Glasnow also was gaining strength and size. This spring, he's 6-foot-7, 220 pounds. He has been handled cautiously, having logged just 149 professional innings.
Some felt Taillon was handled too cautiously, throwing 382 innings in his first three seasons. Kingham has been handled carefully, too. He threw 71 innings in 2011, 127 innings in 2012 and 143 innings in 2013. But all three have stayed healthy and become stronger.
“(Kingham) is a man now,” Broadway said. “I walk by him, and I'm like, ‘Good Lord.' Big shoulders, big arms, big legs. He's just strong.”
During the Pirates' predraft meetings in spring 2010, the debate about whom to select at No. 2 came down to two names: Taillon, the draft's top arm, and Manny Machado, the top prep position prospect. The Pirates chose the greater risk.
A study by analyst Scott McKinney of Baseball America's top-100 prospect rankings from 1990-2006 found 77.4 percent of top-100 pitching prospects became busts, defined as failing to reach the majors or averaging less than 1.5 WAR per season.
MLB Network analyst John Hart experienced attrition as a general manager.
“A truism is if you have 10, you can really count on two of them making it,” Hart said. “I came up in the (1980s) and never believed it. I said, ‘Come on, there can't be that much attrition.' Then bang: This guy gets hurt. This guy doesn't develop a third pitch. … You can never have enough pitching.”
Some attrition already is occurring. Zachary Von Rosenberg signed for $1.2 million in 2009 and has yet to advance beyond High-A. Stetson Allie, signed for $2.25 million in 2010, struggled so badly that he gave up pitching. The Pirates' challenge is to improve upon the traditional attrition rate.
“You don't sign 10 to get one. That's not going to work,” Smith said. “You want to increase your probability.”

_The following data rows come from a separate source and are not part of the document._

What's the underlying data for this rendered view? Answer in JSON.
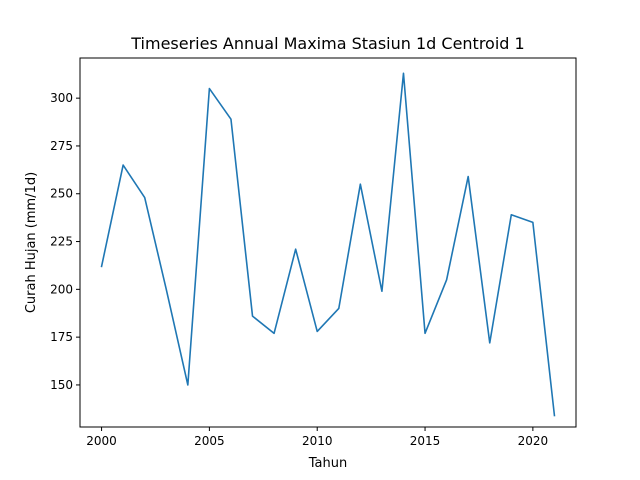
{
  "chart_data": {
    "type": "line",
    "title": "Timeseries Annual Maxima Stasiun 1d Centroid 1",
    "xlabel": "Tahun",
    "ylabel": "Curah Hujan (mm/1d)",
    "xlim": [
      1999,
      2022
    ],
    "ylim": [
      128,
      321
    ],
    "xticks": [
      2000,
      2005,
      2010,
      2015,
      2020
    ],
    "yticks": [
      150,
      175,
      200,
      225,
      250,
      275,
      300
    ],
    "grid": false,
    "series": [
      {
        "color": "#1f77b4",
        "x": [
          2000,
          2001,
          2002,
          2003,
          2004,
          2005,
          2006,
          2007,
          2008,
          2009,
          2010,
          2011,
          2012,
          2013,
          2014,
          2015,
          2016,
          2017,
          2018,
          2019,
          2020,
          2021
        ],
        "y": [
          212,
          265,
          248,
          200,
          150,
          305,
          289,
          186,
          177,
          221,
          178,
          190,
          255,
          199,
          313,
          177,
          205,
          259,
          172,
          239,
          235,
          134
        ]
      }
    ]
  }
}
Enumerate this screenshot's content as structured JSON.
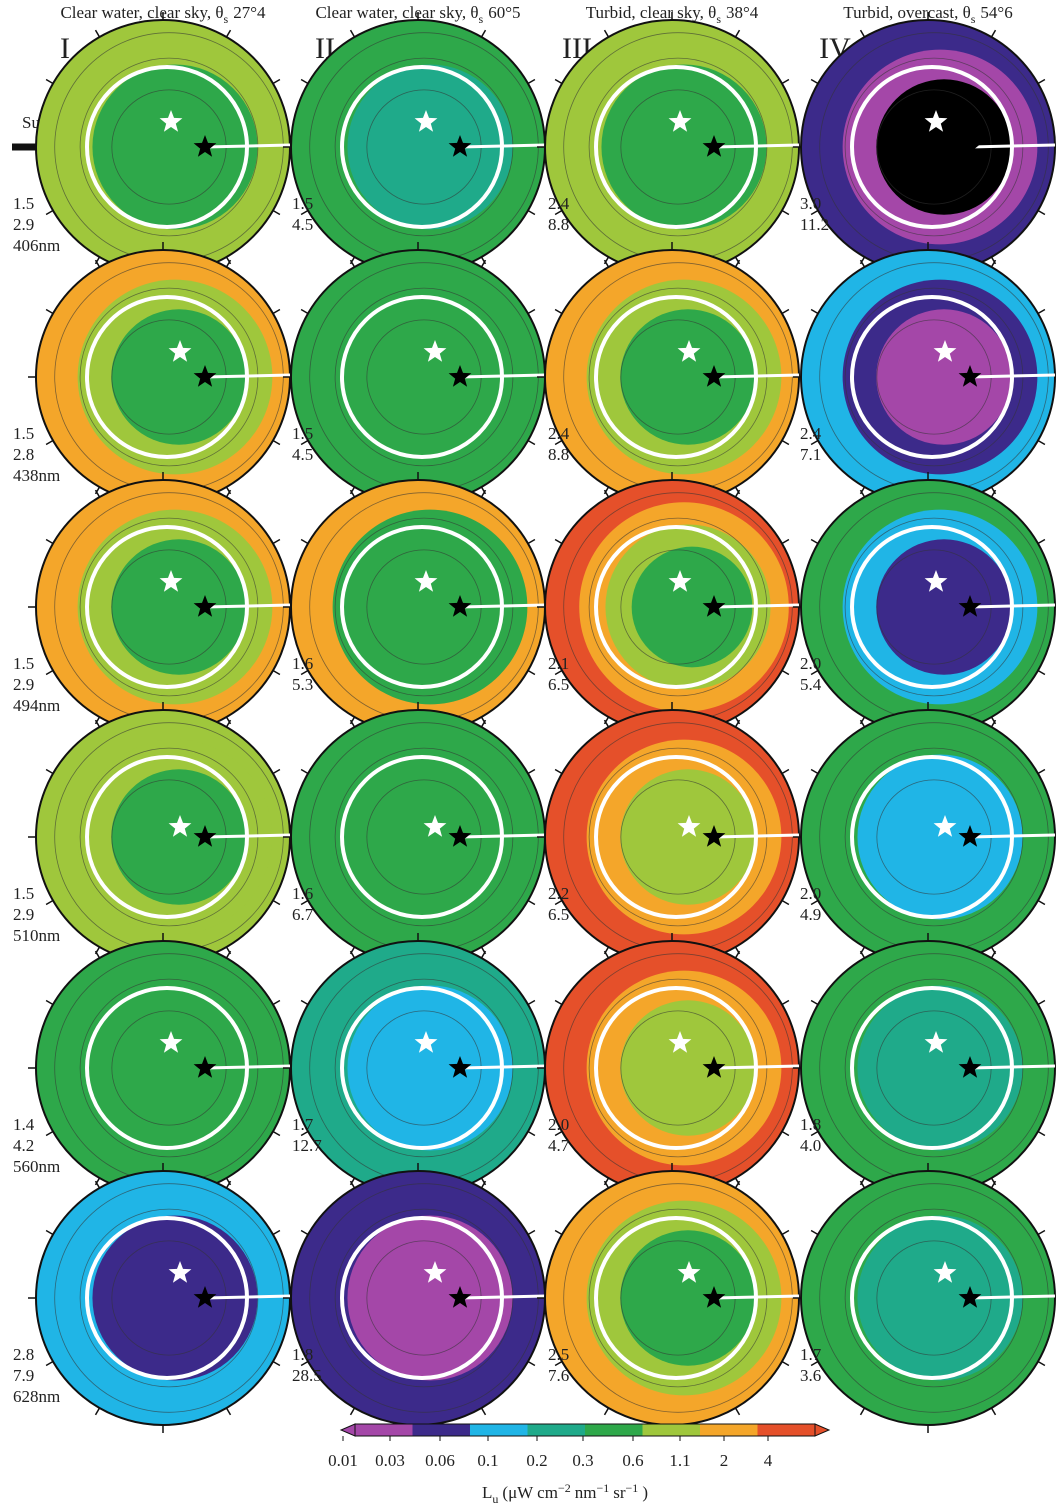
{
  "sun_label": "Sun",
  "wavelengths": [
    "406nm",
    "438nm",
    "494nm",
    "510nm",
    "560nm",
    "628nm"
  ],
  "columns": [
    {
      "numeral": "I",
      "title": {
        "pre": "Clear water, clear sky, θ",
        "sub": "s",
        "post": "27°4"
      },
      "panels": [
        {
          "values": [
            "1.5",
            "2.9"
          ],
          "colors": [
            "#9fc73c",
            "#2ea84a"
          ]
        },
        {
          "values": [
            "1.5",
            "2.8"
          ],
          "colors": [
            "#f4a62a",
            "#9fc73c",
            "#2ea84a"
          ]
        },
        {
          "values": [
            "1.5",
            "2.9"
          ],
          "colors": [
            "#f4a62a",
            "#9fc73c",
            "#2ea84a"
          ]
        },
        {
          "values": [
            "1.5",
            "2.9"
          ],
          "colors": [
            "#9fc73c",
            "#9fc73c",
            "#2ea84a"
          ]
        },
        {
          "values": [
            "1.4",
            "4.2"
          ],
          "colors": [
            "#2ea84a",
            "#2ea84a"
          ]
        },
        {
          "values": [
            "2.8",
            "7.9"
          ],
          "colors": [
            "#20b5e6",
            "#3c2a8a"
          ]
        }
      ]
    },
    {
      "numeral": "II",
      "title": {
        "pre": "Clear water, clear sky, θ",
        "sub": "s",
        "post": "60°5"
      },
      "panels": [
        {
          "values": [
            "1.5",
            "4.5"
          ],
          "colors": [
            "#2ea84a",
            "#1faa8a"
          ]
        },
        {
          "values": [
            "1.5",
            "4.5"
          ],
          "colors": [
            "#2ea84a",
            "#2ea84a"
          ]
        },
        {
          "values": [
            "1.6",
            "5.3"
          ],
          "colors": [
            "#f4a62a",
            "#2ea84a",
            "#2ea84a"
          ]
        },
        {
          "values": [
            "1.6",
            "6.7"
          ],
          "colors": [
            "#2ea84a",
            "#2ea84a"
          ]
        },
        {
          "values": [
            "1.7",
            "12.7"
          ],
          "colors": [
            "#1faa8a",
            "#20b5e6"
          ]
        },
        {
          "values": [
            "1.8",
            "28.5"
          ],
          "colors": [
            "#3c2a8a",
            "#a447a8"
          ]
        }
      ]
    },
    {
      "numeral": "III",
      "title": {
        "pre": "Turbid, clear sky, θ",
        "sub": "s",
        "post": "38°4"
      },
      "panels": [
        {
          "values": [
            "2.4",
            "8.8"
          ],
          "colors": [
            "#9fc73c",
            "#2ea84a"
          ]
        },
        {
          "values": [
            "2.4",
            "8.8"
          ],
          "colors": [
            "#f4a62a",
            "#9fc73c",
            "#2ea84a"
          ]
        },
        {
          "values": [
            "2.1",
            "6.5"
          ],
          "colors": [
            "#e5502a",
            "#f4a62a",
            "#9fc73c",
            "#2ea84a"
          ]
        },
        {
          "values": [
            "2.2",
            "6.5"
          ],
          "colors": [
            "#e5502a",
            "#f4a62a",
            "#9fc73c"
          ]
        },
        {
          "values": [
            "2.0",
            "4.7"
          ],
          "colors": [
            "#e5502a",
            "#f4a62a",
            "#9fc73c"
          ]
        },
        {
          "values": [
            "2.5",
            "7.6"
          ],
          "colors": [
            "#f4a62a",
            "#9fc73c",
            "#2ea84a"
          ]
        }
      ]
    },
    {
      "numeral": "IV",
      "title": {
        "pre": "Turbid, overcast, θ",
        "sub": "s",
        "post": "54°6"
      },
      "panels": [
        {
          "values": [
            "3.0",
            "11.2"
          ],
          "colors": [
            "#3c2a8a",
            "#a447a8",
            "#000000"
          ]
        },
        {
          "values": [
            "2.4",
            "7.1"
          ],
          "colors": [
            "#20b5e6",
            "#3c2a8a",
            "#a447a8"
          ]
        },
        {
          "values": [
            "2.0",
            "5.4"
          ],
          "colors": [
            "#2ea84a",
            "#20b5e6",
            "#3c2a8a"
          ]
        },
        {
          "values": [
            "2.0",
            "4.9"
          ],
          "colors": [
            "#2ea84a",
            "#20b5e6"
          ]
        },
        {
          "values": [
            "1.8",
            "4.0"
          ],
          "colors": [
            "#2ea84a",
            "#1faa8a"
          ]
        },
        {
          "values": [
            "1.7",
            "3.6"
          ],
          "colors": [
            "#2ea84a",
            "#1faa8a"
          ]
        }
      ]
    }
  ],
  "colorbar": {
    "ticks": [
      "0.01",
      "0.03",
      "0.06",
      "0.1",
      "0.2",
      "0.3",
      "0.6",
      "1.1",
      "2",
      "4"
    ],
    "colors": [
      "#a447a8",
      "#3c2a8a",
      "#20b5e6",
      "#1faa8a",
      "#2ea84a",
      "#9fc73c",
      "#f4a62a",
      "#e5502a"
    ],
    "label": [
      {
        "t": "L"
      },
      {
        "sub": "u"
      },
      {
        "t": "(μW cm"
      },
      {
        "sup": "−2"
      },
      {
        "t": "nm"
      },
      {
        "sup": "−1"
      },
      {
        "t": "sr"
      },
      {
        "sup": "−1"
      },
      {
        "t": ")"
      }
    ]
  }
}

The Pirates are trying to increase their probability, in part, by targeting larger frames.
“I'm certainly guilty of believing that it's a big man's game,” Smith said. “You look at the guys that are going to take the ball every fifth day, those guys are typically big men.”
The Pirates do not disclose their injury-prevention techniques, but they closely monitor pitchers' workloads and health.
“Every two weeks we get a weight check,” Kingham said. “We track our sleep, our water intake, our hydration and everything. Every day you have to do it. We have a point system, and you try to get as many points as you can. We are pretty heavy on health in this organization.”
Still, even if a club does everything right, risks remain. Baseball spent $1.7 billion on disabled pitchers from 2002-12.
“Remember the Mets with the Big Three? With (Paul) Wilson and (Bill) Pulsipher and (Jason) Isringhausen, that whole group?” Hart said. “Some years, some development systems, it works out better. For some others, it doesn't work out at all.”